How platform approvals can revolutionize drug development

Rare disease drug development is severely limited by a lack of commercial viability. However, platform or process-based approvals have the potential to change the economics of individualized drug development. By standardizing how custom therapies are designed and manufactured, development timelines could be shortened substantially and costs reduced to levels that make broader access feasible. Lower costs would also make it more realistic for public health systems to engage with n-of-1 therapies over time.

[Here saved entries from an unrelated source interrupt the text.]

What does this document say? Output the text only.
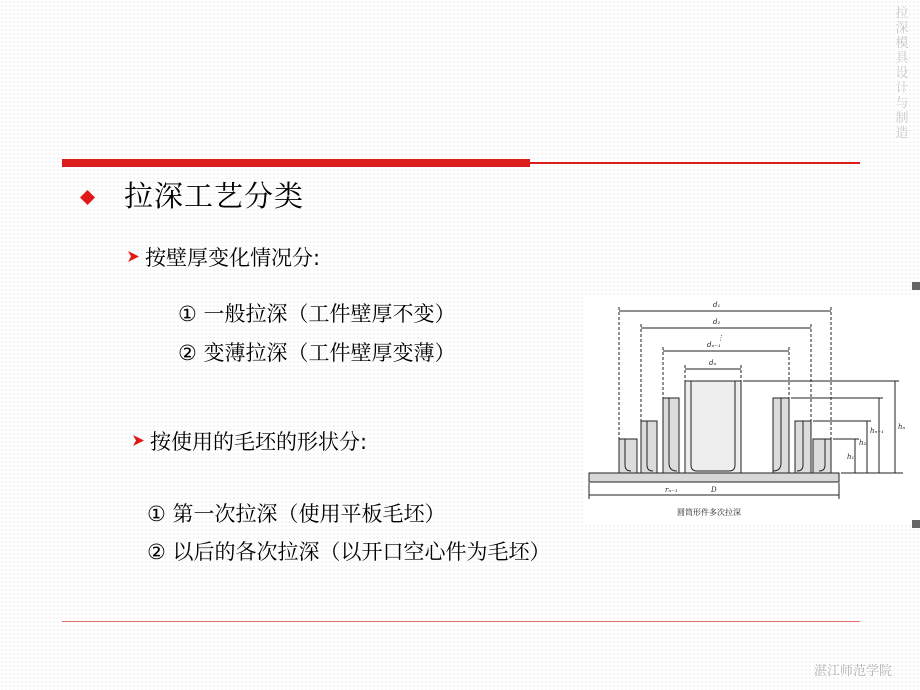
拉深模具设计与制造
拉深工艺分类
按壁厚变化情况分:
① 一般拉深（工件壁厚不变）
② 变薄拉深（工件壁厚变薄）
按使用的毛坯的形状分:
① 第一次拉深（使用平板毛坯）
② 以后的各次拉深（以开口空心件为毛坯）
d₁
d₂
⋮
dₙ₋₁
dₙ
D
rₙ₋₁
h₁
h₂
hₙ₋₁ hₙ
圆筒形件多次拉深
湛江师范学院
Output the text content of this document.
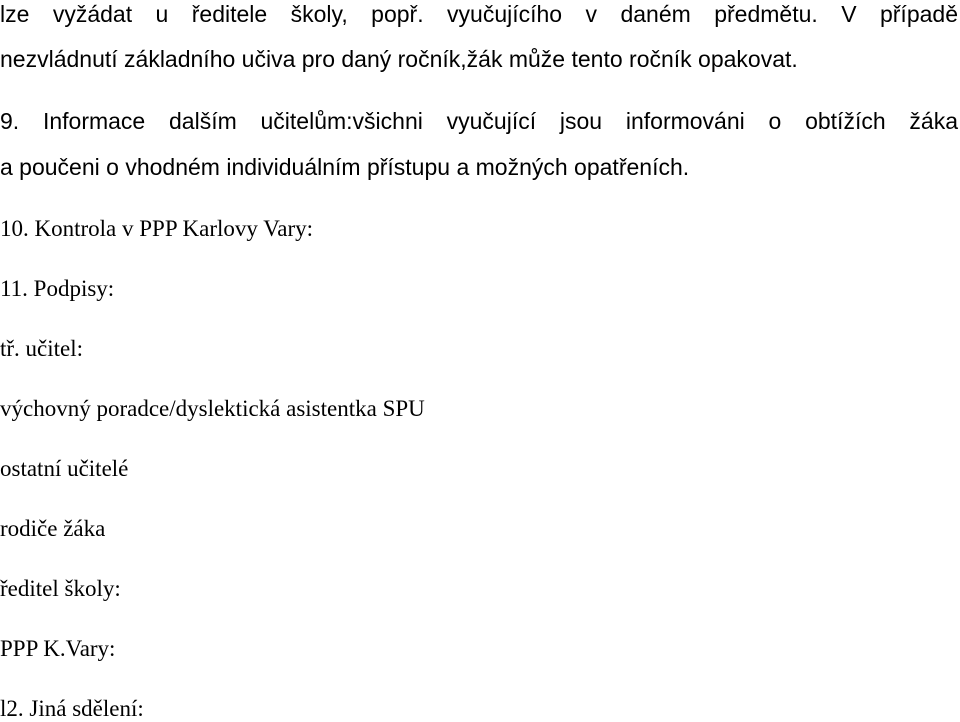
lze vyžádat u ředitele školy, popř. vyučujícího v daném předmětu. V případě
nezvládnutí základního učiva pro daný ročník,žák může tento ročník opakovat.
9. Informace dalším učitelům:všichni vyučující jsou informováni o obtížích žáka
a poučeni o vhodném individuálním přístupu a možných opatřeních.
10. Kontrola v PPP Karlovy Vary:
11. Podpisy:
tř. učitel:
výchovný poradce/dyslektická asistentka SPU
ostatní učitelé
rodiče žáka
ředitel školy:
PPP K.Vary:
l2. Jiná sdělení:
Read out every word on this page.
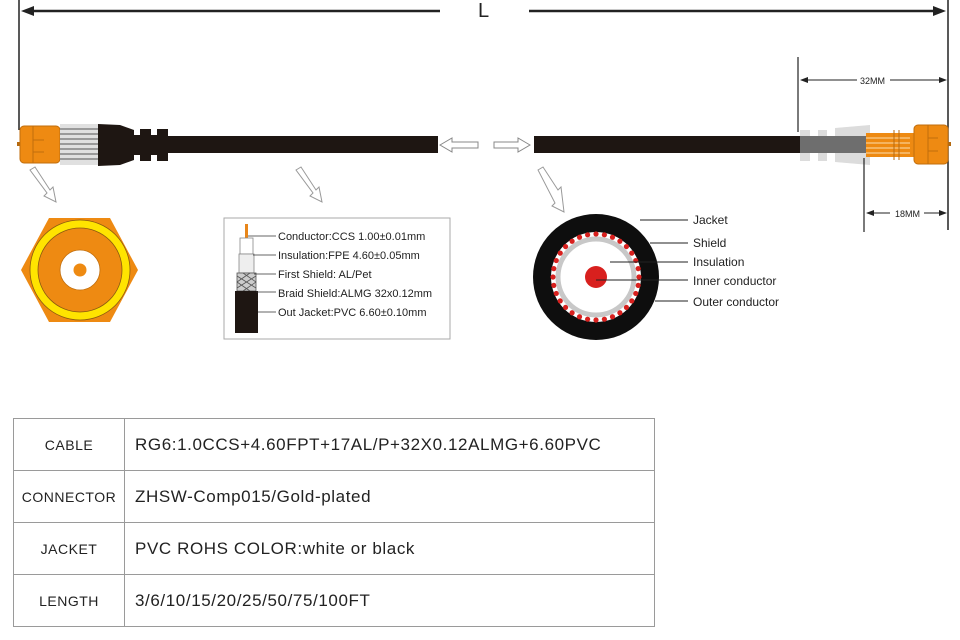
L
32MM
18MM
Conductor:CCS 1.00±0.01mm
Insulation:FPE 4.60±0.05mm
First Shield: AL/Pet
Braid Shield:ALMG 32x0.12mm
Out Jacket:PVC 6.60±0.10mm
Jacket
Shield
Insulation
Inner conductor
Outer conductor
CABLE	RG6:1.0CCS+4.60FPT+17AL/P+32X0.12ALMG+6.60PVC
CONNECTOR	ZHSW-Comp015/Gold-plated
JACKET	PVC ROHS COLOR:white or black
LENGTH	3/6/10/15/20/25/50/75/100FT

Until now, there has been little structural incentive for companies to pursue individualized medicines. Developing a one-off therapy requires many of the same regulatory and manufacturing steps as a conventional drug, without the scale needed to justify the investment. As a result, only a small number of customized treatments for rare diseases have been developed in recent years, often supported directly by families rather than healthcare systems.

If the current trial is successful, this approach would allow variants of the same underlying molecule to be produced for other eligible patients without restarting the approval process each time. For children facing progressive and life-threatening neurodegeneration, the alternative to treatment is continued decline. In the absence of safer or established options, process-based approval offers a way to act responsibly while continuing to learn from each case.

Conclusion

Taken together, these developments point to a promising shift in how ultra-rare diseases may be addressed. For regulators, master protocols and process-based approvals offer a way to balance scientific rigor with clinical urgency. For sponsors, they create a more viable path to developing individualized therapies without starting from scratch each time. Most importantly, for patients and families who have historically faced diagnosis without options, they signal a future in which treatment is increasingly built into the system. While still early, this approach suggests that n-of-1 therapies can move from isolated acts of innovation toward a more sustainable and reproducible model of care.

Sano Genetics is supporting EveryONE Medicines by providing the digital and operational infrastructure that enables efficient execution of the UK trial. This includes strategy and implementation of a tailored participant experience, custom consent and screening workflows, streamlined at-home genetic testing, and secure systems that allow the EveryONE Medicines team to review genetic reports and manage cohorts in real time. These capabilities help operationalize an innovative regulatory framework into a trial that is reliable and scalable, helping EveryONE Medicines focus on the scientific and clinical strategy underpinning the program.